We are releasing this repository to make it possible to replicate our work, and in case it is useful for further work in this area. If you are using any part of this code repository that we have added to, we would appreciate if you cite our paper: (reference to follow afer review)
This repository is released under an MIT license. It builds on a previous repository that was also released under an MIT license which can be found here. If you use any of the code from the underlying repository, you should also reference the paper associated with that repository (see the file original_README.md).
This repository requires conda to manage and install the many Python package dependencies required to run the experiments. Installing the dependencies using the conda environment file in the repository is detailed below.

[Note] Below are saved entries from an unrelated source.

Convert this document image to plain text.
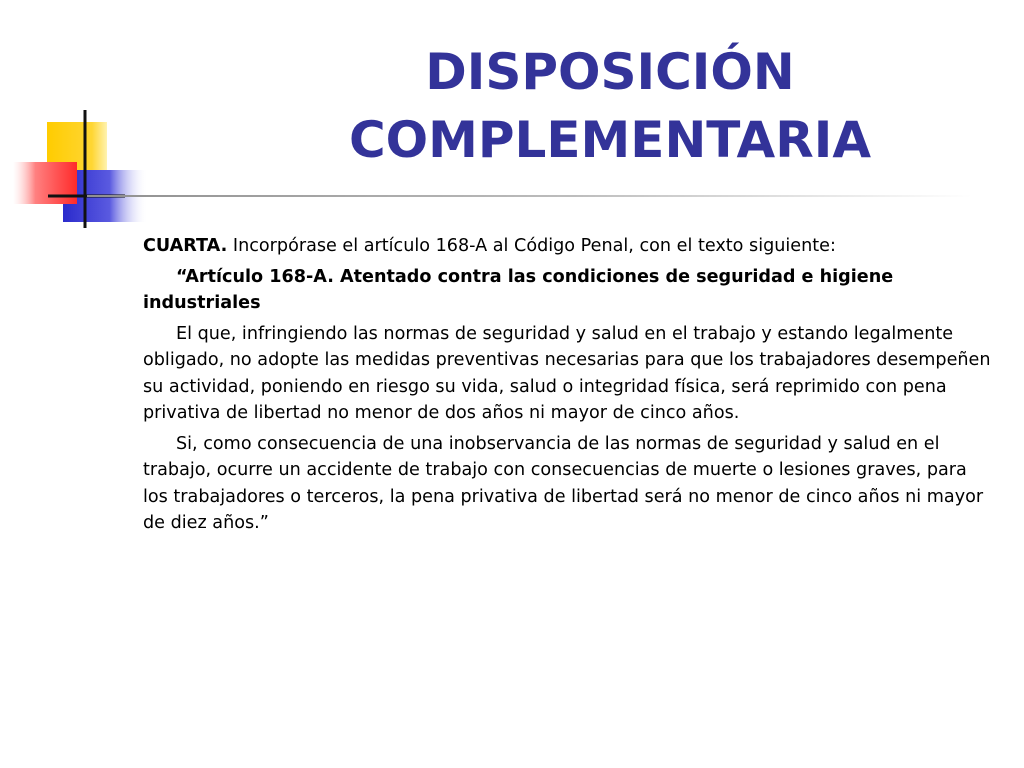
DISPOSICIÓN
COMPLEMENTARIA

CUARTA. Incorpórase el artículo 168-A al Código Penal, con el texto siguiente:

“Artículo 168-A. Atentado contra las condiciones de seguridad e higiene industriales

El que, infringiendo las normas de seguridad y salud en el trabajo y estando legalmente obligado, no adopte las medidas preventivas necesarias para que los trabajadores desempeñen su actividad, poniendo en riesgo su vida, salud o integridad física, será reprimido con pena privativa de libertad no menor de dos años ni mayor de cinco años.

Si, como consecuencia de una inobservancia de las normas de seguridad y salud en el trabajo, ocurre un accidente de trabajo con consecuencias de muerte o lesiones graves, para los trabajadores o terceros, la pena privativa de libertad será no menor de cinco años ni mayor de diez años.”
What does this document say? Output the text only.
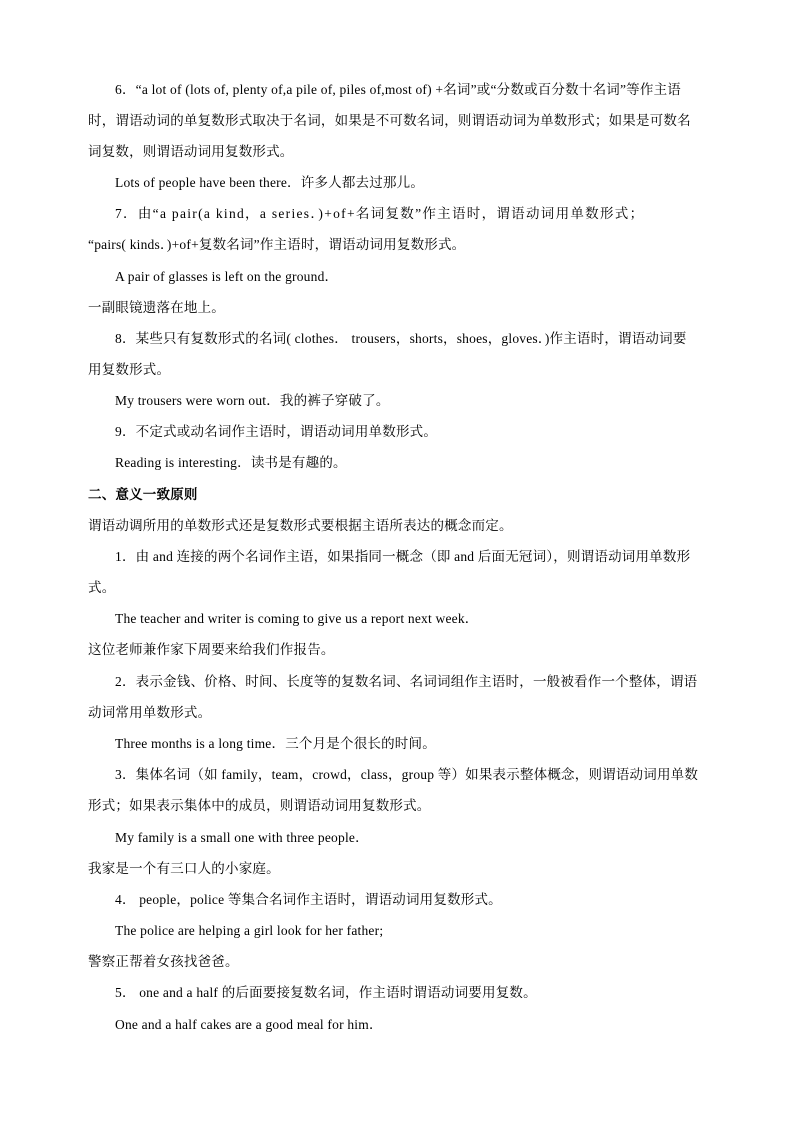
6．“a lot of (lots of, plenty of,a pile of, piles of,most of) +名词”或“分数或百分数十名词”等作主语
时，谓语动词的单复数形式取决于名词，如果是不可数名词，则谓语动词为单数形式；如果是可数名
词复数，则谓语动词用复数形式。
Lots of people have been there．许多人都去过那儿。
7．由“a pair(a kind，a series．)+of+名词复数”作主语时，谓语动词用单数形式；
“pairs( kinds．)+of+复数名词”作主语时，谓语动词用复数形式。
A pair of glasses is left on the ground．
一副眼镜遗落在地上。
8．某些只有复数形式的名词( clothes． trousers，shorts，shoes，gloves．)作主语时，谓语动词要
用复数形式。
My trousers were worn out．我的裤子穿破了。
9．不定式或动名词作主语时，谓语动词用单数形式。
Reading is interesting．读书是有趣的。
二、意义一致原则
谓语动调所用的单数形式还是复数形式要根据主语所表达的概念而定。
1．由 and 连接的两个名词作主语，如果指同一概念（即 and 后面无冠词），则谓语动词用单数形
式。
The teacher and writer is coming to give us a report next week．
这位老师兼作家下周要来给我们作报告。
2．表示金钱、价格、时间、长度等的复数名词、名词词组作主语时，一般被看作一个整体，谓语
动词常用单数形式。
Three months is a long time．三个月是个很长的时间。
3．集体名词（如 family，team，crowd，class，group 等）如果表示整体概念，则谓语动词用单数
形式；如果表示集体中的成员，则谓语动词用复数形式。
My family is a small one with three people．
我家是一个有三口人的小家庭。
4． people，police 等集合名词作主语时，谓语动词用复数形式。
The police are helping a girl look for her father;
警察正帮着女孩找爸爸。
5． one and a half 的后面要接复数名词，作主语时谓语动词要用复数。
One and a half cakes are a good meal for him．
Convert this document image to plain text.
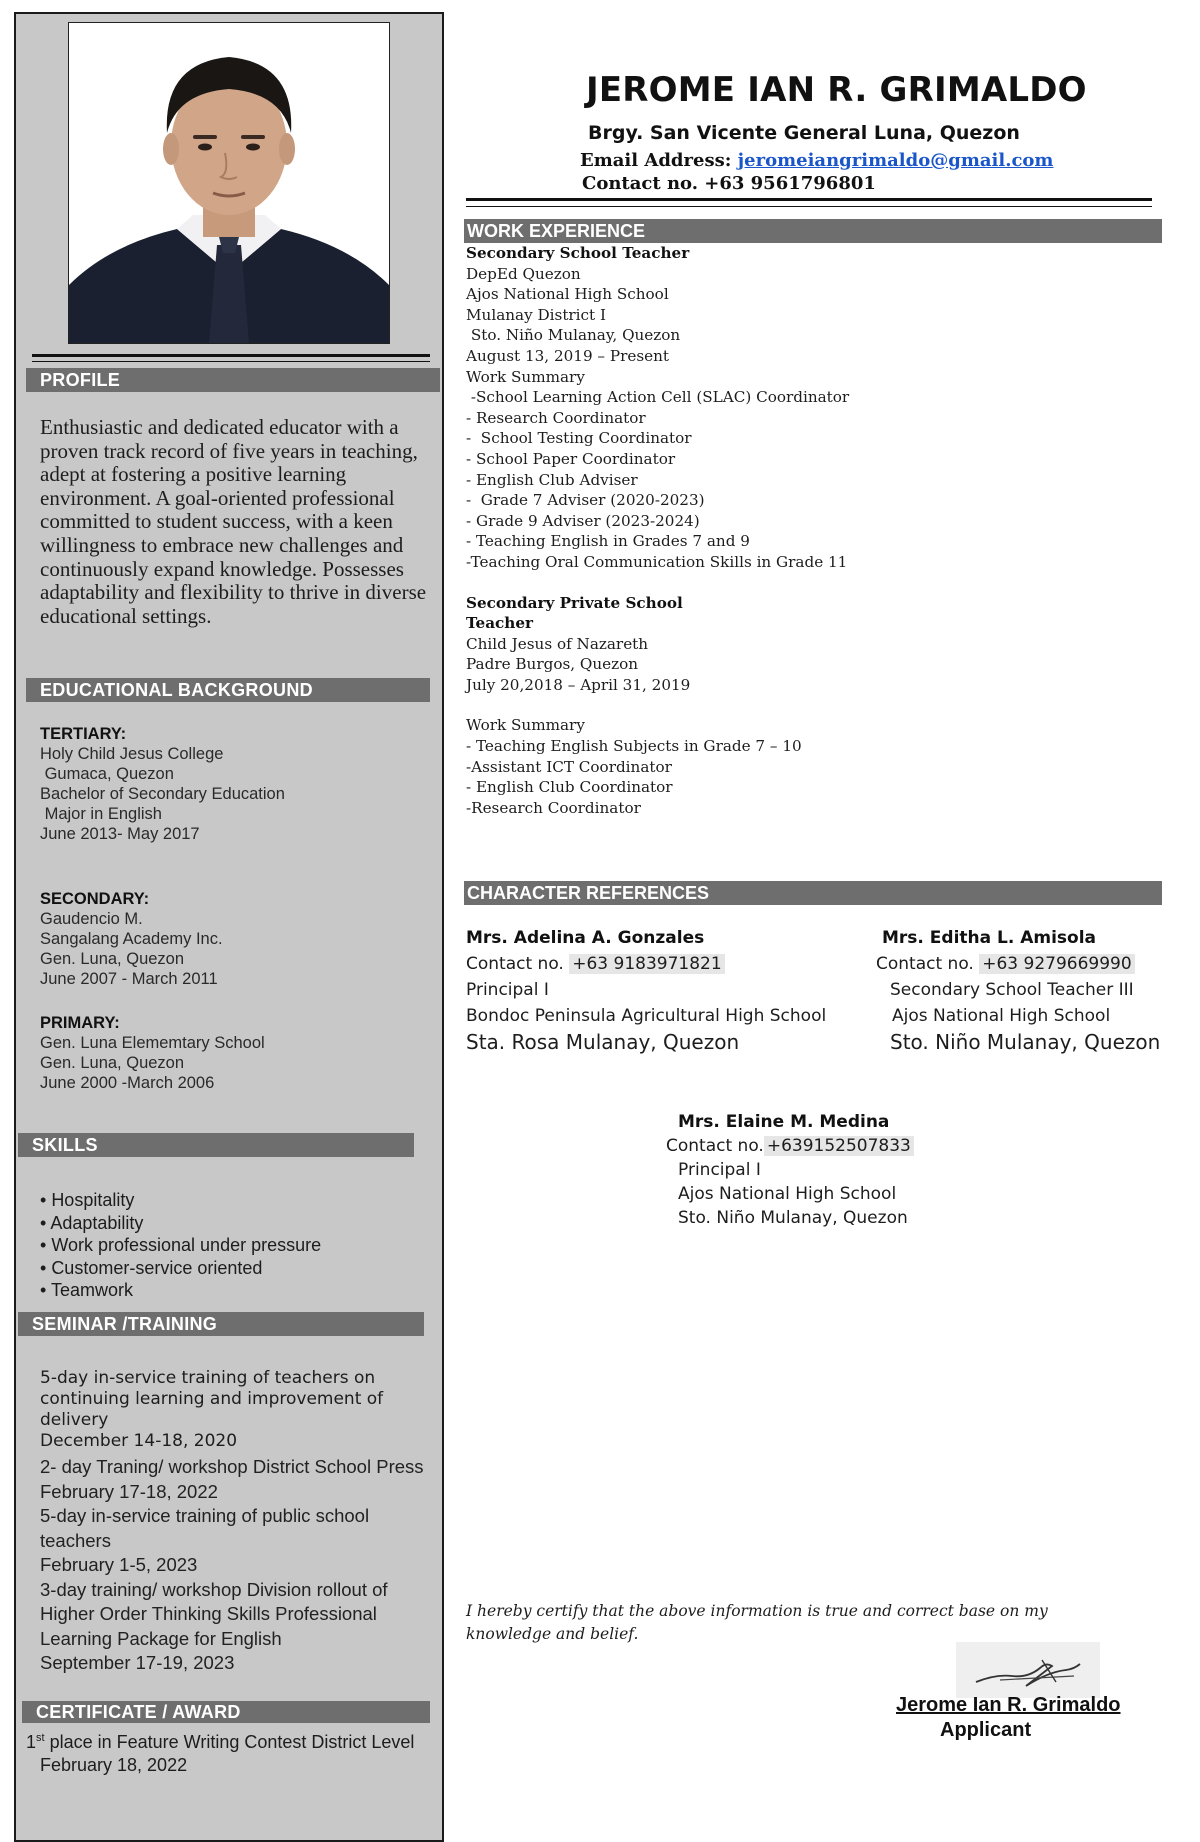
PROFILE
Enthusiastic and dedicated educator with a proven track record of five years in teaching, adept at fostering a positive learning environment. A goal-oriented professional committed to student success, with a keen willingness to embrace new challenges and continuously expand knowledge. Possesses adaptability and flexibility to thrive in diverse educational settings.
EDUCATIONAL BACKGROUND
TERTIARY:
Holy Child Jesus College
Gumaca, Quezon
Bachelor of Secondary Education
Major in English
June 2013- May 2017
SECONDARY:
Gaudencio M.
Sangalang Academy Inc.
Gen. Luna, Quezon
June 2007 - March 2011
PRIMARY:
Gen. Luna Elememtary School
Gen. Luna, Quezon
June 2000 -March 2006
SKILLS
• Hospitality
• Adaptability
• Work professional under pressure
• Customer-service oriented
• Teamwork
SEMINAR /TRAINING
5-day in-service training of teachers on continuing learning and improvement of delivery
December 14-18, 2020
2- day Traning/ workshop District School Press
February 17-18, 2022
5-day in-service training of public school teachers
February 1-5, 2023
3-day training/ workshop Division rollout of Higher Order Thinking Skills Professional Learning Package for English
September 17-19, 2023
CERTIFICATE / AWARD
1st place in Feature Writing Contest District Level
February 18, 2022
JEROME IAN R. GRIMALDO
Brgy. San Vicente General Luna, Quezon
Email Address: jeromeiangrimaldo@gmail.com
Contact no. +63 9561796801
WORK EXPERIENCE
Secondary School Teacher
DepEd Quezon
Ajos National High School
Mulanay District I
Sto. Niño Mulanay, Quezon
August 13, 2019 – Present
Work Summary
-School Learning Action Cell (SLAC) Coordinator
- Research Coordinator
-  School Testing Coordinator
- School Paper Coordinator
- English Club Adviser
-  Grade 7 Adviser (2020-2023)
- Grade 9 Adviser (2023-2024)
- Teaching English in Grades 7 and 9
-Teaching Oral Communication Skills in Grade 11
Secondary Private School
Teacher
Child Jesus of Nazareth
Padre Burgos, Quezon
July 20,2018 – April 31, 2019
Work Summary
- Teaching English Subjects in Grade 7 – 10
-Assistant ICT Coordinator
- English Club Coordinator
-Research Coordinator
CHARACTER REFERENCES
Mrs. Adelina A. Gonzales
Contact no. +63 9183971821
Principal I
Bondoc Peninsula Agricultural High School
Sta. Rosa Mulanay, Quezon
Mrs. Editha L. Amisola
Contact no. +63 9279669990
Secondary School Teacher III
Ajos National High School
Sto. Niño Mulanay, Quezon
Mrs. Elaine M. Medina
Contact no. +639152507833
Principal I
Ajos National High School
Sto. Niño Mulanay, Quezon
I hereby certify that the above information is true and correct base on my knowledge and belief.
Jerome Ian R. Grimaldo
Applicant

In theory this repo is (mostly) platform agnostic through its use of Python and conda. In practice, it has only been tested on a relatively recent Linux system (5.4.0-96-generic #109-Ubuntu SMP), using conda 4.12.0. There is no requirement for non-standard hardware.
A small demo data set for testing the code is available here: https://doi.org/10.13026/C2HM2Q
The main MIMIC-3 dataset is accessible after passing the necessary data handling training. More information can be found here: https://mimic.mit.edu/docs/iii/
-
Establish an appropriate conda environment (and then activate it):
conda create --name some_name --file conda/my_conda_env.yml conda activate some_name
Expected install time is < 10 minutes on a reasonably modern system.
-
Prepare df_MASTER_DATA.csv:
Follow the steps for Phase 1 from original_README.md and apply to the demo or main dataset
The top level script and configuration file in this repository are:
models1/experiments.py
models1/experiments.yml
-
Set the search path so Python can find the relevant files. On a Linux system this might look something like:
export PYTHONPATH="$PYTHONPATH:.:../generate_datasets"
-
Go to the models1/ directory. First fill in the experiments.yml file appropriately and then launch the experiments with:
python experiments.py
Expected run time varies a large amount depending on the system being used and the experiments specified. The longer running experiments can easily take 10s of hours to multiple days.
-
(Optional) post process the experiments on percentage data splits by running:
python icu72hra_collectFigs.py experiments.yml
The main expected output (on either the demo or main dataset) is a file called AUC_STATS.txt that gives information about the achieved ROCAUCs on the test sets for each sub-model. The optional post-processing file produces a plot to show how the performance varies as the data set training percentage varies.
Auxilliary output on either the demo or main dataset is a set of directories, one per model type. Within these directories, there are various files relating to data for and performance of models in individual folds.